I never ended up in jail nor in a mental hospital and I really like winning these types of arguments, so I will keep on respecting my crazy opponents and even laughing at them while showing them up that I'm not crazy while being calm and solving my personal problems with them. It took awhile to receive this confidence, but it was hard getting there and I feel that I'm personally lucky to have got there. I should have said that I felt lucky with this cute and supposedly normal and decent girl I matched up with on Tinder when she asked me, but I ignored her so she removed me as a match.
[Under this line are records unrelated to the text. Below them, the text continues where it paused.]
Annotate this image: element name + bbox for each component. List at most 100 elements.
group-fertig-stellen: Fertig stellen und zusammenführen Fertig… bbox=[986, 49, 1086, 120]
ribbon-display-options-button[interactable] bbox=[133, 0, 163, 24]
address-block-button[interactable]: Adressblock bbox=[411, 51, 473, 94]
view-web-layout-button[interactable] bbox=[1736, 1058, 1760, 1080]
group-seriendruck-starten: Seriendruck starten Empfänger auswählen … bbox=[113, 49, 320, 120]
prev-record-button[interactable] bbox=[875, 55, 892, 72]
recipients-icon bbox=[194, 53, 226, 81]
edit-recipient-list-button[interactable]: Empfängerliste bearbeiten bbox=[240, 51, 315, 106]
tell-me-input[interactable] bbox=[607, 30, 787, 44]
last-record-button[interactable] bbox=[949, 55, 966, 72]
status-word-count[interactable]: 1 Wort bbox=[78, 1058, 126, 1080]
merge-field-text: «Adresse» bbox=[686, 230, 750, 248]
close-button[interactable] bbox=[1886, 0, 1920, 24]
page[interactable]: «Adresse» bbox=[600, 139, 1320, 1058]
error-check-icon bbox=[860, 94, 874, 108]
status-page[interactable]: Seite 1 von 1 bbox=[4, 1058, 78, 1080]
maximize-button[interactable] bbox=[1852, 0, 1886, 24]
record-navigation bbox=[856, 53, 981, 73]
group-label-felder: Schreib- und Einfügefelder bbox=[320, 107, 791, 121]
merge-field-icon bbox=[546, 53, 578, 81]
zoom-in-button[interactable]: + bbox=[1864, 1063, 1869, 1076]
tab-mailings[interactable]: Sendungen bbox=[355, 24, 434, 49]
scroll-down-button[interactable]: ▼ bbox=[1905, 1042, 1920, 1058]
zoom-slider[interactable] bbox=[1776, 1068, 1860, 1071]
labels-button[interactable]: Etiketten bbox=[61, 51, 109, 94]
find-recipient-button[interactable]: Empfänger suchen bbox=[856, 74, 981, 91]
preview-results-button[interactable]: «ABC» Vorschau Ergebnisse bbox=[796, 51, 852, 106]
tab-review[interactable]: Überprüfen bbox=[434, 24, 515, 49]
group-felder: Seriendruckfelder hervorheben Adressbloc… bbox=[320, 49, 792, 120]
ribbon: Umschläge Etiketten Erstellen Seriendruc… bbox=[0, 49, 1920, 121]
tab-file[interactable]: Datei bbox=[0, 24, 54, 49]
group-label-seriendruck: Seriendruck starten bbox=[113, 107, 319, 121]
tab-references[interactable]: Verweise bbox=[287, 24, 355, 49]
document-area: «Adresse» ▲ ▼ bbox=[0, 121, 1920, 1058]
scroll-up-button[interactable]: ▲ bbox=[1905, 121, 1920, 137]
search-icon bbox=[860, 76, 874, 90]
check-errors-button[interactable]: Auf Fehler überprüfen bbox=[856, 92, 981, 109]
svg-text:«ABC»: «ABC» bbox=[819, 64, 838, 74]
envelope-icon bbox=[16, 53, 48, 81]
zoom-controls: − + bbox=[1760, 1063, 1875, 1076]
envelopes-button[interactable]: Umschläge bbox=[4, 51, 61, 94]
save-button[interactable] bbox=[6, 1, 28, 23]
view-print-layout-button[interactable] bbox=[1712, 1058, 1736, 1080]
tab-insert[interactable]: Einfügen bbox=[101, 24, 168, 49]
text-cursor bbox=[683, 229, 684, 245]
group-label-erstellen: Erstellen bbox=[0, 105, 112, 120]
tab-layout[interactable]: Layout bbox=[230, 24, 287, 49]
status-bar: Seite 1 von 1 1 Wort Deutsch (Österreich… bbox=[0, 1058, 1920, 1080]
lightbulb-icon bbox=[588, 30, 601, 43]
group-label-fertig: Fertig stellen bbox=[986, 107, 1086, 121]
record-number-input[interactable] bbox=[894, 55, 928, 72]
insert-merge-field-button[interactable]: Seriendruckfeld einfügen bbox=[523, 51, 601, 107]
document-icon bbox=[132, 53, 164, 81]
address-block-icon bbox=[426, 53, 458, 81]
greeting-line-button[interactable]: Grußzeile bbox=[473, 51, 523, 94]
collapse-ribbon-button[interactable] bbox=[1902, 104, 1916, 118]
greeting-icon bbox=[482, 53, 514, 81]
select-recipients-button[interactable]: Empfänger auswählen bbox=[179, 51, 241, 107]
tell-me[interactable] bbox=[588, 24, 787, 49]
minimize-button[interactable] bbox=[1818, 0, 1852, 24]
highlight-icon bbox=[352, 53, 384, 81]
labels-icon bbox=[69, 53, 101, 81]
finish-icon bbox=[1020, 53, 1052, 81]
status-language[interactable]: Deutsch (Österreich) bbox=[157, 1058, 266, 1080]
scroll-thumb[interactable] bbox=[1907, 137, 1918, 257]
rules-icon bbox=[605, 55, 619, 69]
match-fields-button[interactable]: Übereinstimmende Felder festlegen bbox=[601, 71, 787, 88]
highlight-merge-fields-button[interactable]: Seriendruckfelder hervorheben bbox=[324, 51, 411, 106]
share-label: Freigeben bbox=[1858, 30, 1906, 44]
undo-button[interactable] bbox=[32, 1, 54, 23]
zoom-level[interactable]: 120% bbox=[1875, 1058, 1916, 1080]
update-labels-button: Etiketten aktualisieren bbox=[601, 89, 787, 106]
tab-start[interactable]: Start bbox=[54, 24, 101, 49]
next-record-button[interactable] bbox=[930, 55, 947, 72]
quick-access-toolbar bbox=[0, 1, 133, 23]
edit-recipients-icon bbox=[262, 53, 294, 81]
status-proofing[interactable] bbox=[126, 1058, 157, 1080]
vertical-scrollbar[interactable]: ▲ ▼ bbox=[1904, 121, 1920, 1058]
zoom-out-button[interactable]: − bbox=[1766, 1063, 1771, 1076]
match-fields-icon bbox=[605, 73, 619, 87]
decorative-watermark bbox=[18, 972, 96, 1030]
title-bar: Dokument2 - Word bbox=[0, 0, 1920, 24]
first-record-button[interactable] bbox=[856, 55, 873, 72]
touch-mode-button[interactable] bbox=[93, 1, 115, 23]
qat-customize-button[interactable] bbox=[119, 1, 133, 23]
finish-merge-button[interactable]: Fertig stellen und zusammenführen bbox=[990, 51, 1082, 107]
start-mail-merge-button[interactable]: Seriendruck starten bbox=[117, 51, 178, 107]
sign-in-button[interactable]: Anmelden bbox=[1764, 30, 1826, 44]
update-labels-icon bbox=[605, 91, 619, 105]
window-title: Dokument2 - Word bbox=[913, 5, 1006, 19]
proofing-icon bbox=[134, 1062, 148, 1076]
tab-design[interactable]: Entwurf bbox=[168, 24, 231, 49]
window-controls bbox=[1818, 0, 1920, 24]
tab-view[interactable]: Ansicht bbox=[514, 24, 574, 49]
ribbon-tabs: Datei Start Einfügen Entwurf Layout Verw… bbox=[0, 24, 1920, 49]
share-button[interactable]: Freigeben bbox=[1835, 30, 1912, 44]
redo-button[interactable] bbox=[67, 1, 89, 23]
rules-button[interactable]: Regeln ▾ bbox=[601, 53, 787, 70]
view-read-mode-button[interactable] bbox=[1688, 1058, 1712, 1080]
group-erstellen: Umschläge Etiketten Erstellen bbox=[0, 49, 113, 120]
I am really noticing a good amount of young and hot ladies with their friends having fun at night clubs, especially at college-oriented after parties. I just need to think about a cool opening that wouldn't seem so creepy to them, and I do have a preference of the girl's personality as well even if she's hot, so I don't know what exchanging a few lines for a date will do for my personal fulfillment. Maybe if I can hit it off with a hot girl then it should be fine and to see where it leads to next. I think I see more potential if I go for hanging out with her and getting to know her. I'm willing to put in those extra miles besides going for fun based on physical attraction. The chances in those instances for me won't be that high right now, unless maybe she's pretty stable with herself and likes what she sees in me. Those girls are around but maybe already taken! I hope I can find someone attractive who has been busy to date and feels some sort of attraction to me, while I keep on working on myself and totally getting it. Because I'm short and feel like being the alpha while being around normally taller people, I really feel like I have a hard time with this and so to drown in my sorrows, I'm going to work hard to keep myself happy and socialize while appreciating the attractive ladies or new people I get to meet.